Но можно ли утверждать, что только изобретатели могут быть инженерами? Конечно, нет. Больше того, далеко не все инженеры изобретатели, и не так уж редки изобретатели, которые никог­да не были и никогда не стали инженерами. В качестве примера можно привести Жиллета, который хотя и изоб­рел безопасную бритву, но не стал от этого инженером. И наоборот, швед Никерсон, который не изобрел бритвы, но разработал машины для ее производства, наладил их выпуск и принес таким образом успех Жиллету, был самым настоящим инженером.

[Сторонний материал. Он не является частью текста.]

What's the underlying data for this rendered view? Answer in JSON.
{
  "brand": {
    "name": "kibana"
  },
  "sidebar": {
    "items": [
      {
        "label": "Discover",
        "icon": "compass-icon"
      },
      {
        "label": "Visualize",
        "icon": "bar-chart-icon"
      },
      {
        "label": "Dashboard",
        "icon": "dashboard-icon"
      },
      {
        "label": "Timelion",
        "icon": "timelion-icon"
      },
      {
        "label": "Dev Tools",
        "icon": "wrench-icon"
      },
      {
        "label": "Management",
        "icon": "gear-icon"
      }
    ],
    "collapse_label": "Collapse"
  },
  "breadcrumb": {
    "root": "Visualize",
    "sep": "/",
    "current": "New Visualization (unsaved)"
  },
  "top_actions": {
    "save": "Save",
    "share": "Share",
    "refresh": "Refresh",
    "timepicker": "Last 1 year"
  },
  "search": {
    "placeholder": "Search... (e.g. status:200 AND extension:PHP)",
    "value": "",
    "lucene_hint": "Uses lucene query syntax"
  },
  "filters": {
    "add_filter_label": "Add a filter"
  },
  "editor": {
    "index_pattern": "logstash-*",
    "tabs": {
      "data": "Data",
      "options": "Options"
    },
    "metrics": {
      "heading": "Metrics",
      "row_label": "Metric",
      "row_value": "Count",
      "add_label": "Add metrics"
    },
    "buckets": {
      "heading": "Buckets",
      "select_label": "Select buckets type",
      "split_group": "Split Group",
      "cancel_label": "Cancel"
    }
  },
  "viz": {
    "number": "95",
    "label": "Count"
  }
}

Значит, чтобы быть инженером, не всегда обязательно иметь диплом высшего технического учебного заведения, не всегда обязательно быть изобретателем и не всегда обяза­тельно быть связанным с машинами и механизмами. Инже­нером может быть только тот, кто способен решать возникаю­щие технические проблемы. Не беда, что сложность понятия «инженер» мы заменили сложностью понятия «техническая проблема». Такая замена лишь подчеркивает новую мысль: техника и инженер связаны неразрывно. Их нельзя рассмат­ривать как нечто застывшее, раз навсегда определенное. Смысл, вкладываемый в понятие «техническая проблема», непрерывно меняется и усложняется по мере распростра­нения и внедрения техники в нашу жизнь. Соответственно меняется содержание слова «инженер», и непрерывное рас­ширение и усложнение этого слова как бы отражает такое же расширение и усложнение самой техники.

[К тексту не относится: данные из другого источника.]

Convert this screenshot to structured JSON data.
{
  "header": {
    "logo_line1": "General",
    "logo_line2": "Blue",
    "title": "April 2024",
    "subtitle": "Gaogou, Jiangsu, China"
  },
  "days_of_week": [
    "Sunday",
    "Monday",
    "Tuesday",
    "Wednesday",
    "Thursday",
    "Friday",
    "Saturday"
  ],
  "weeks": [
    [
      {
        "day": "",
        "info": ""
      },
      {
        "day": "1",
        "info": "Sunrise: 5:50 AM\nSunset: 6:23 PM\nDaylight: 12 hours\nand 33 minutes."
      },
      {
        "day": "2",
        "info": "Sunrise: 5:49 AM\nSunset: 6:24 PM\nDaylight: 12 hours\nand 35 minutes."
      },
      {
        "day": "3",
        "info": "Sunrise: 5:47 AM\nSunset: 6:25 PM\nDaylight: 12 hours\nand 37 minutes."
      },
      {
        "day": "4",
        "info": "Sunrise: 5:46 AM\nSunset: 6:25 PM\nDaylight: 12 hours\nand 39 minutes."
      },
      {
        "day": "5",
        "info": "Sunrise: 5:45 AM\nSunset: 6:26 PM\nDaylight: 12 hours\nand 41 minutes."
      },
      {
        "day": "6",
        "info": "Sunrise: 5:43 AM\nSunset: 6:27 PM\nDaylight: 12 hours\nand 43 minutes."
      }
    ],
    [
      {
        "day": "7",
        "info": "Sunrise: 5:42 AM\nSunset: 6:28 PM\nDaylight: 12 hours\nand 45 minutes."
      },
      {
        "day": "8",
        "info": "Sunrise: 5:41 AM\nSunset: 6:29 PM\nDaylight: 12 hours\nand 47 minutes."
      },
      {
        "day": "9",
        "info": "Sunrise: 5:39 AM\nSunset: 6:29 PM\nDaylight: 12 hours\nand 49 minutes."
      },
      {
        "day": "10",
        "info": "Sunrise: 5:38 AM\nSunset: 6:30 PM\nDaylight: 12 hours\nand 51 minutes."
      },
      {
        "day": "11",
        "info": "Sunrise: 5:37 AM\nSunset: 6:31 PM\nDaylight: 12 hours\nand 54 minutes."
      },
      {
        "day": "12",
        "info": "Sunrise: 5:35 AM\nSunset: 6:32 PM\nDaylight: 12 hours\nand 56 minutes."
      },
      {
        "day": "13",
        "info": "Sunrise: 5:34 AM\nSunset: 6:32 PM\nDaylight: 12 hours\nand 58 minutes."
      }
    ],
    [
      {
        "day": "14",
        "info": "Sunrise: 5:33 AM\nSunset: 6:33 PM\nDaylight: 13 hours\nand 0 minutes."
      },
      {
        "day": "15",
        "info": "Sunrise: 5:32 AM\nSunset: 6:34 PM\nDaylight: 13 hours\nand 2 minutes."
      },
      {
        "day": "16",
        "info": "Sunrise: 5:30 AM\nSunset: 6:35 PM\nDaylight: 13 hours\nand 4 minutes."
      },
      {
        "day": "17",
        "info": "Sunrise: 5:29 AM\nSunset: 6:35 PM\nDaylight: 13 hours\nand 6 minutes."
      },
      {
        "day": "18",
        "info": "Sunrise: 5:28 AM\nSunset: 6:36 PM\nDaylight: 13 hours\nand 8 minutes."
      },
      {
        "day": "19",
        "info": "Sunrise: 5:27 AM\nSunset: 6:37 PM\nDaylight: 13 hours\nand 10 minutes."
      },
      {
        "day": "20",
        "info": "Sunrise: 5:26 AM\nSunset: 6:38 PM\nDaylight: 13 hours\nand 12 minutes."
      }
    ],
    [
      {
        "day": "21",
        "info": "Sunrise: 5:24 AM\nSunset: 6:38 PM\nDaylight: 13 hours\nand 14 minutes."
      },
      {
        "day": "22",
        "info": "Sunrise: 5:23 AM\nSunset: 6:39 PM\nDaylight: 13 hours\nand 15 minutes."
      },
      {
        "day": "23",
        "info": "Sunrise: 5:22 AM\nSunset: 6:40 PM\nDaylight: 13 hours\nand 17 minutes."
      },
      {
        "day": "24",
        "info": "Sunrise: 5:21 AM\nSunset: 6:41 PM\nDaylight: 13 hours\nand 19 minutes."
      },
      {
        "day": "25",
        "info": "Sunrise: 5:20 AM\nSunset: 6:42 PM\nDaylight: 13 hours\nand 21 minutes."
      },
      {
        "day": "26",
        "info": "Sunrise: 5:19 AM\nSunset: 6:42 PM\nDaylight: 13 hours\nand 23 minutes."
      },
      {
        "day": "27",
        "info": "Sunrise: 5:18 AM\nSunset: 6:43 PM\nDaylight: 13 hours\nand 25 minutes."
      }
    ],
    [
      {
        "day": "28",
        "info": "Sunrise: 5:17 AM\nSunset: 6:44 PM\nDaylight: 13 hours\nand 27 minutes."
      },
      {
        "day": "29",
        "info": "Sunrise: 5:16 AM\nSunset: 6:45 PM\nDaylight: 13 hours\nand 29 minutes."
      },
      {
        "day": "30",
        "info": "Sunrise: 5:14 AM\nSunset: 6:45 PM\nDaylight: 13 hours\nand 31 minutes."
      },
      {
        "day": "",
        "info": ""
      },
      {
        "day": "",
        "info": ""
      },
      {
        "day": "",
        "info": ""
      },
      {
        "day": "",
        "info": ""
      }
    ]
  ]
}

Можно утверждать, что любое изменение в человече­ской жизни, любая новая задача, возникающая перед чело­вечеством, способны порождать технические проблемы. Так, стремление выйти в космическое пространство породило массу технических проблем: создание жаропрочных спла­вов, высококалорийных топлив, мощнейших и легчайших ракетных двигателей. Но было бы неверно думать, что тех­
нические проблемы возникают только в новых отраслях техники. Вовсе нет. Такая, скажем, незатейливая операция, как прокалывание на ботинках дырочек для шнурков, пре­вращается в головоломную проблему, когда речь идет о мил­лионах пар. То, что раньше сапожник делал не задумыва­ясь, теперь требует специальных приспособлений, автома­тических станков, вспомогательных устройств. Нередко технические проблемы порождаются отсутствием дефицит­ных материалов, высококвалифицированных рабочих, спе­циальных станков и инструментов. И в каждом из этих слу­чаев неизбежно вмешательство инженера...

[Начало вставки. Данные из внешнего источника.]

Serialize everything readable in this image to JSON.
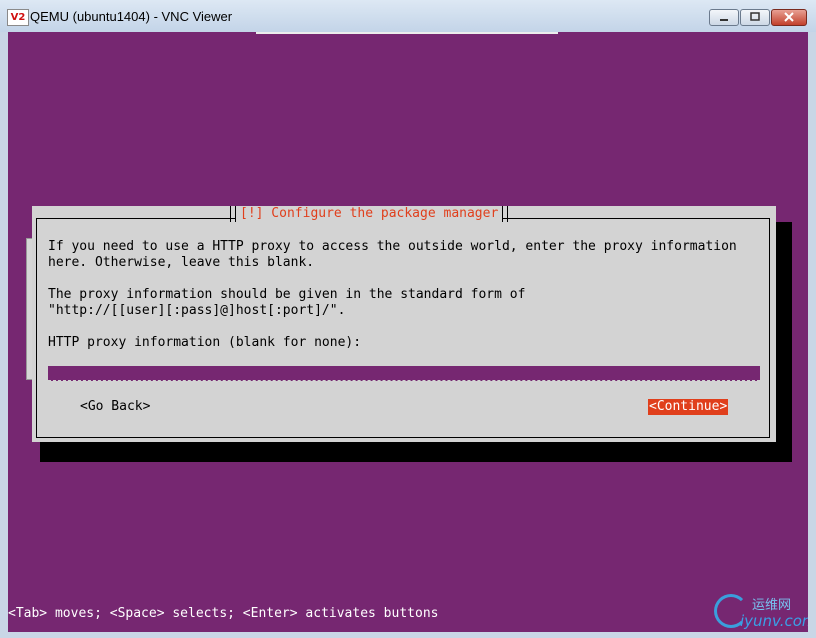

Если попытаться одним словом обозначить главное на­правление в развитии современной техники, то этим словом должно быть слово «специализация». Давно кануло в веч­ность время средневековых мастеров, совмещавших в од­ном лице и изобретателя, и конструктора, и технолога, и художника. Ныне все эти функции разделились, расщепи­лись. В отдельную группу выделились инженеры-конструк - торы — специалисты, создающие чертежи новых машин и устройств. Часть исходных данных, необходимых им для работы, они получают от заказчика. Часть назначают сами «из конструктивных соображений». Наконец, часть таких данных им выдают инженеры-расчетчики, которые вычисля­ют нужные величины, опираясь на формулы, добытые наукой. Если расчетчикам не хватает каких-то коэффициен­тов и цифр, они выдают задание инженерам-исследовате - лям, которые с помощью моделей на экспериментальных установках получают необходимые данные. Потом конст­рукцию проверяют инженеры-прочнисты, и она поступает в распоряжение инженеров-технологов—специалистов, знаю­щих, как легче и быстрее изготовить ту или иную деталь, собрать узел, смонтировать машину. Тем временем инже­неры-экономисты подсчитывают стоимость будущей маши­ны и оборудования, необходимого для ее производства. Инженеры по организации производства готовят графики и производственные площади. Инженеры-испытатели го­товятся испытать опытный образец, чтобы результаты этих испытаний можно было учесть в конструкции серийного образца.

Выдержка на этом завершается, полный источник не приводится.